Unassigned Shards, Elasticsearch - Vortex IQ Help Centre

Card class: Hero • Category: Cluster Health

At a glance

The number of shards Elasticsearch wants to place but currently cannot, read straight from GET /_cluster/health, field unassigned_shards. Any unassigned shard is a problem: if it is an unassigned replica, you have lost redundancy and that shard’s data has no backup right now (a single further failure risks data loss). If it is an unassigned primary, part of an index is offline: searches against it return partial results and writes fail. The healthy resting value is zero. Anything above zero means the cluster is either still healing from a recent change or genuinely stuck and needs a human. This is the detail card behind a non-green cluster status.


API endpoint	Elasticsearch Cluster Health API, `GET /_cluster/health`, field `unassigned_shards`. The same count the cluster reports to itself; no Vortex IQ recomputation.
Metric basis	A direct count of shards in the `unassigned` allocation state, summed across all indexes. It mixes unassigned primaries (data offline) and unassigned replicas (redundancy lost); drill in to tell them apart.
Aggregation window	`RT` (real-time, polled every 60 seconds). A point-in-time count, not an average.
Why it matters	Unassigned replicas mean no backup copy; unassigned primaries mean data is not searchable or writable. Both are availability and durability risks the moment the count rises above zero.
What turns it positive	A lost data node (its shards go unassigned until reallocated), the flood-stage disk watermark (node went read-only), too few nodes for the replica count, a corrupted shard, or an allocation rule (awareness, filtering) blocking placement.
What does NOT change it	Slow queries, high heap or GC pauses. Unassigned shard count reflects allocation state only, not performance.
Self-heal behaviour	Most unassigned shards reallocate automatically once the delayed-allocation timeout passes, provided there is disk headroom and enough nodes. A count that does not fall after a few minutes is stuck and needs the allocation explain API.
Managed-service note	Elastic Cloud, AWS OpenSearch/Elasticsearch Service (the `Shards.unassigned` CloudWatch metric) and Bonsai all surface the same count; the value here matches their health views.
Time window	`RT` (real-time, polled every 60 seconds)
Alert trigger	`> 0`. Any unassigned shard raises the card; a sustained positive count pages the platform on-call.
Roles	owner, engineering, operations

Calculation

There is no arithmetic to this card; the value is the literal unassigned_shards integer returned by GET /_cluster/health. Elasticsearch counts every shard copy (primary or replica) that the allocation decider has not placed on a node:

unassigned_shards = count of shard copies in state UNASSIGNED
                    across all indexes

  includes: replicas with no allocatable node
  includes: primaries with no allocatable copy
  excludes: shards that are INITIALIZING or RELOCATING
            (those are counted separately, see the
            Initializing / Relocating Shards card)
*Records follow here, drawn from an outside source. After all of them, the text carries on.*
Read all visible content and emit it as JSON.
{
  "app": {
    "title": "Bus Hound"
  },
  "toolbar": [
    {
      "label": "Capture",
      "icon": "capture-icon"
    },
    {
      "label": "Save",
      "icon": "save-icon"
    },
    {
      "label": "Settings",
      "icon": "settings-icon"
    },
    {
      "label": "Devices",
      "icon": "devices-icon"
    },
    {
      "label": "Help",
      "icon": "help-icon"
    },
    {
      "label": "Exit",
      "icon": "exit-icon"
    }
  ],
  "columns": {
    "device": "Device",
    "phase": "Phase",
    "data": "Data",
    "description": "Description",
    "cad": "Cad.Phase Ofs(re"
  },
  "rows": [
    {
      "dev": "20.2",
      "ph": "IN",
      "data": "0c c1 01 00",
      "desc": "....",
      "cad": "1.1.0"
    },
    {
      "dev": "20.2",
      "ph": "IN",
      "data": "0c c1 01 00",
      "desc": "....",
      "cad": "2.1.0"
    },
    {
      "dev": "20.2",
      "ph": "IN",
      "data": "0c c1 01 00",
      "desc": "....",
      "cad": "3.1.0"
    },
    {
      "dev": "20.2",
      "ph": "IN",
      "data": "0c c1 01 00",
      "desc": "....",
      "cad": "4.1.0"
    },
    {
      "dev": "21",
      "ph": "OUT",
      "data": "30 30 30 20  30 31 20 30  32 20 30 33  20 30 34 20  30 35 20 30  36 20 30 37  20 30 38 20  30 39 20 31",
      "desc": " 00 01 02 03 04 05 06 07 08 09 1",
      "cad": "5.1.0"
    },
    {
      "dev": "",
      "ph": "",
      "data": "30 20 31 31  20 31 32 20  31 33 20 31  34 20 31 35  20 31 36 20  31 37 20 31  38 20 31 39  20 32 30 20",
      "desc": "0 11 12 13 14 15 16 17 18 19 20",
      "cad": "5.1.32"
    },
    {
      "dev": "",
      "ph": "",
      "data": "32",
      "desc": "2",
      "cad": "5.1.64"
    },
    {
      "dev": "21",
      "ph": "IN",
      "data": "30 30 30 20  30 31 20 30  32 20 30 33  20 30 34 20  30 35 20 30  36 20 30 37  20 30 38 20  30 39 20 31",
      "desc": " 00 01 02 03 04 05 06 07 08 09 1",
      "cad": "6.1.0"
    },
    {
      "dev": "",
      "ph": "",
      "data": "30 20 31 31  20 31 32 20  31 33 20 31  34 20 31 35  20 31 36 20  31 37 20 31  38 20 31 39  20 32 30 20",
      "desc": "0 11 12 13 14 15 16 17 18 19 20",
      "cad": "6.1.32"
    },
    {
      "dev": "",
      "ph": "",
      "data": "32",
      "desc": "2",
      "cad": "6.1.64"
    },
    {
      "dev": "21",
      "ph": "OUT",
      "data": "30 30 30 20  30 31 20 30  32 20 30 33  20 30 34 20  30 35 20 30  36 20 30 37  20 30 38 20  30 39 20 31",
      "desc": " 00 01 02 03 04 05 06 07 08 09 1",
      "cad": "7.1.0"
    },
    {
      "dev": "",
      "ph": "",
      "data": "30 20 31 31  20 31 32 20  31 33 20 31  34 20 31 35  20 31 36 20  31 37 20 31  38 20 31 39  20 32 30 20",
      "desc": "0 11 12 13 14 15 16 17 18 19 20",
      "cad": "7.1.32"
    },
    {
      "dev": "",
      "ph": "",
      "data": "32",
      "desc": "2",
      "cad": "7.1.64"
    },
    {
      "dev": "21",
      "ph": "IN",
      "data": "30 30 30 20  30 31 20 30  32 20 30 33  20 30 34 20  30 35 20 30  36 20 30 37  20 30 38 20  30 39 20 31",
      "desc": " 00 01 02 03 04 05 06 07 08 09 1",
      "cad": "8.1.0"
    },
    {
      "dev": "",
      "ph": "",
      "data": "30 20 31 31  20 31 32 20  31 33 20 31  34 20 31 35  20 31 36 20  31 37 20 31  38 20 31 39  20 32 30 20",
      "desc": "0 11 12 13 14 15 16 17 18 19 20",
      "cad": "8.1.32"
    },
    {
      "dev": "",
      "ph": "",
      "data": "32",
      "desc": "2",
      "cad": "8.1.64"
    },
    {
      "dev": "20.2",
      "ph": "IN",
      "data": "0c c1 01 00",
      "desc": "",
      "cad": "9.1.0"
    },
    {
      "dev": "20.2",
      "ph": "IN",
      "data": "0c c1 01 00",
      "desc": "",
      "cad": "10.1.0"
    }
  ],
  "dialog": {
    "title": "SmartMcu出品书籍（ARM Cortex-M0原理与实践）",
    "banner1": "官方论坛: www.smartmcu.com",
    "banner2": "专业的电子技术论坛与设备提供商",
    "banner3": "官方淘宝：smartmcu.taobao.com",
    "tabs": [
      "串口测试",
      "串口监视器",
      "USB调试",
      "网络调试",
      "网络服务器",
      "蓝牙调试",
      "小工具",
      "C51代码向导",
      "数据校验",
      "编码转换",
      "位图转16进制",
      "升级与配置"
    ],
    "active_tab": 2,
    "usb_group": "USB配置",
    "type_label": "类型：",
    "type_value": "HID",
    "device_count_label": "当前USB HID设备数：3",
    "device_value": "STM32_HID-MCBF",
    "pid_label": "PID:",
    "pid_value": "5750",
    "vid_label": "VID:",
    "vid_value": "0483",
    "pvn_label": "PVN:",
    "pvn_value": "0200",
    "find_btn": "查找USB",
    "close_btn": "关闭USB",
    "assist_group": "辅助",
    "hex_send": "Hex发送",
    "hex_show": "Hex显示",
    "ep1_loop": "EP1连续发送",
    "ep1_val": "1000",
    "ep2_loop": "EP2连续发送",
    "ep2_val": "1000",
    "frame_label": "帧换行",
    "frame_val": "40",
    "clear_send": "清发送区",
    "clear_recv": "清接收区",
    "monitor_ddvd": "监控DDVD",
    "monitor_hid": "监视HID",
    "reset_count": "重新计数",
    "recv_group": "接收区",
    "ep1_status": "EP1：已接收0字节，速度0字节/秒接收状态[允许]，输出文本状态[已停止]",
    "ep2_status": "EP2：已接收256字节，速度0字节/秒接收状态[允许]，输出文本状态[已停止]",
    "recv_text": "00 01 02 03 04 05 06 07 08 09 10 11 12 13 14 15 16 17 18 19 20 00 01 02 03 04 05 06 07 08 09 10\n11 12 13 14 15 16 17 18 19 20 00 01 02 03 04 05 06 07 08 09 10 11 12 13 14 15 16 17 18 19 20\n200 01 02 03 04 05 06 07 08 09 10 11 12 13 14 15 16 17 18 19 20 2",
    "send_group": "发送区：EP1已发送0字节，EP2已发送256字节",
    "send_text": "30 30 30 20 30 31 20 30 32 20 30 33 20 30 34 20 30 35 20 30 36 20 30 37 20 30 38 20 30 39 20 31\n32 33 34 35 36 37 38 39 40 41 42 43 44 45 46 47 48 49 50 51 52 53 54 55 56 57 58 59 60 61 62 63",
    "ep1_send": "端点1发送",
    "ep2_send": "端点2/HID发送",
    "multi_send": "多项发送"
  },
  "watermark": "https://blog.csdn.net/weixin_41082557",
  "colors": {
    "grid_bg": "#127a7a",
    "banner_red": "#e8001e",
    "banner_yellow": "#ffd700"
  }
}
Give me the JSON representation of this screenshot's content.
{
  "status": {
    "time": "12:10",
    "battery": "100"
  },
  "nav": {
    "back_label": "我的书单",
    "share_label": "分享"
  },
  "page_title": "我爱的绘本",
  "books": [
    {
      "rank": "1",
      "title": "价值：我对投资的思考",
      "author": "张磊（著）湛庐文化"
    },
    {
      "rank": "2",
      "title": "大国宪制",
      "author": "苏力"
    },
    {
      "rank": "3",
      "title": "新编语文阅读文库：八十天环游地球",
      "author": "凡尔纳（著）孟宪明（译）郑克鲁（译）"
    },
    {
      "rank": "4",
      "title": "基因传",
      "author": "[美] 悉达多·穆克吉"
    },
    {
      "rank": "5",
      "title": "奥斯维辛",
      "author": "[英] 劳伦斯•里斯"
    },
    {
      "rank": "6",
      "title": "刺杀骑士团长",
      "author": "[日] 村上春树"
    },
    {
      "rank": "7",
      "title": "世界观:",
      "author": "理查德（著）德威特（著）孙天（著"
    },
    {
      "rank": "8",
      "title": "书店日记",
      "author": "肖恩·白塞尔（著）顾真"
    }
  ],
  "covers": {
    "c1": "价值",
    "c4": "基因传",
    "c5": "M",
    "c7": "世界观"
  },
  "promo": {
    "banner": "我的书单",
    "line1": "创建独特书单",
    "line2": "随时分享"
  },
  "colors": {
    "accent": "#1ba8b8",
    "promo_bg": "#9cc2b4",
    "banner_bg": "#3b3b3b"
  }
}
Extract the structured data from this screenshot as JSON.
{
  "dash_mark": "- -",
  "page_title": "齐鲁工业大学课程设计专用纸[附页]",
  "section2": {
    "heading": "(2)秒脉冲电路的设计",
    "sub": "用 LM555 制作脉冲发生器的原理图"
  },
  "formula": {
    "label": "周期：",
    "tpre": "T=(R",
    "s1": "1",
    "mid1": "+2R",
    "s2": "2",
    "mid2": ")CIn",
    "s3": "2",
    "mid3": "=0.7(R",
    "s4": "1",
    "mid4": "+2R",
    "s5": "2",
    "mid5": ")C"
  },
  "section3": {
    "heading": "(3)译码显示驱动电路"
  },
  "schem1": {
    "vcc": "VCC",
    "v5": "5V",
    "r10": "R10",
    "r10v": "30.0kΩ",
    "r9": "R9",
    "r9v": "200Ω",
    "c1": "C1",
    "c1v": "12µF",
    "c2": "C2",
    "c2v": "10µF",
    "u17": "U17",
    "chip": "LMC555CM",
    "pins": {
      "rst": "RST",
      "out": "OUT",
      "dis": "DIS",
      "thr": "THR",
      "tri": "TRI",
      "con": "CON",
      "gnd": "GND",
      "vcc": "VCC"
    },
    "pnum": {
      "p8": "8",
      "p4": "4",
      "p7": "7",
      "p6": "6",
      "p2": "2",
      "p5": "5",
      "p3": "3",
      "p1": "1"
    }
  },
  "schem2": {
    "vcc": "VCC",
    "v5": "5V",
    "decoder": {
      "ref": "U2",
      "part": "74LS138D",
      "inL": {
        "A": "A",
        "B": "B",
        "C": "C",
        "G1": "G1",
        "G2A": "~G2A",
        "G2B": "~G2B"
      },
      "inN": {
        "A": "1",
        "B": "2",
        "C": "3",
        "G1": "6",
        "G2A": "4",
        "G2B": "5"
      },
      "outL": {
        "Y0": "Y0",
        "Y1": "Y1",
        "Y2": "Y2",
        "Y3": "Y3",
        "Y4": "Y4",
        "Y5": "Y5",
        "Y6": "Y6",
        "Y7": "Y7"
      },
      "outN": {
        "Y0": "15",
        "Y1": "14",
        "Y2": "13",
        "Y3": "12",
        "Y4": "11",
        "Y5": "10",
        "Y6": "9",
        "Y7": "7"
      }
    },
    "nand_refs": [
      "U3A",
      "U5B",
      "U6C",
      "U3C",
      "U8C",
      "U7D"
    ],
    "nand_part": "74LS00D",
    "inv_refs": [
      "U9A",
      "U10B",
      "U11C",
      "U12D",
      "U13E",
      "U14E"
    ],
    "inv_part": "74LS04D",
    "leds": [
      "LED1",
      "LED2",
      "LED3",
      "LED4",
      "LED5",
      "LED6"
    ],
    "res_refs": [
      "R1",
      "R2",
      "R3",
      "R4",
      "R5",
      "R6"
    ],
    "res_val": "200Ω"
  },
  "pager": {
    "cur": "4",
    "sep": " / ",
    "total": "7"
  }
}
The distinction the headline number hides, and the one that matters most, is primary versus replica. An unassigned replica is a redundancy loss: the data is still served by its primary, you have simply lost the backup. An unassigned primary is an availability loss: that slice of the index is offline. The same count of “3 unassigned” could be three harmless replicas waiting to reallocate, or three offline primaries (a data emergency). Always drill into GET /_cat/shards?h=index,shard,prirep,state,unassigned.reason to see which you have. The engine maps any positive count to a warning sentiment and an unassigned primary to critical.

Worked example

A platform team runs a 4-node Elasticsearch 8.x cluster backing storefront search and analytics for a homeware retailer. All indexes use 1 primary + 1 replica. Normal unassigned count is zero. Snapshot taken on 11 Jun 26 at 22:40 BST. At 22:31 a disk-full alert fires on es-data-03. The card jumps from 0 to 6 unassigned shards. The on-call drills in immediately:

GET /_cluster/health
{ "status": "yellow", "unassigned_shards": 6, ... }

GET /_cat/shards?h=index,shard,prirep,state,unassigned.reason&s=state
index      shard prirep state      unassigned.reason
products   0     r      UNASSIGNED NODE_LEFT
products   2     r      UNASSIGNED NODE_LEFT
orders     1     r      UNASSIGNED NODE_LEFT
orders     3     r      UNASSIGNED NODE_LEFT
analytics  0     r      UNASSIGNED NODE_LEFT
analytics  4     r      UNASSIGNED NODE_LEFT

All six are replicas with reason NODE_LEFT: es-data-03 hit the flood-stage watermark (95% disk), went read-only, and its replicas became unassigned. Crucially, every primary is still allocated, so the cluster is yellow, not red: search and indexing both still work. This is a redundancy emergency, not an outage. The decision tree:

Primary or replica? All replicas. No data is offline. This is urgent (fault tolerance is now zero) but not a customer-facing outage. (Six unassigned primaries would be a red, page-everyone event.)
Why unassigned? The allocation explain API confirms the cause:

GET /_cluster/allocation/explain
{ "index": "products", "shard": 0, "primary": false,
  "can_allocate": "no",
  "explanation": "the node is above the high watermark
                  cluster setting [cluster.routing.allocation
                  .disk.watermark.high=90%]" }

Fix the blocker. The replicas cannot allocate because the cluster has no node with disk headroom. The team frees disk (deletes an old analytics index, expands the volume on es-data-03), and once a node drops below the high watermark the six replicas reallocate automatically.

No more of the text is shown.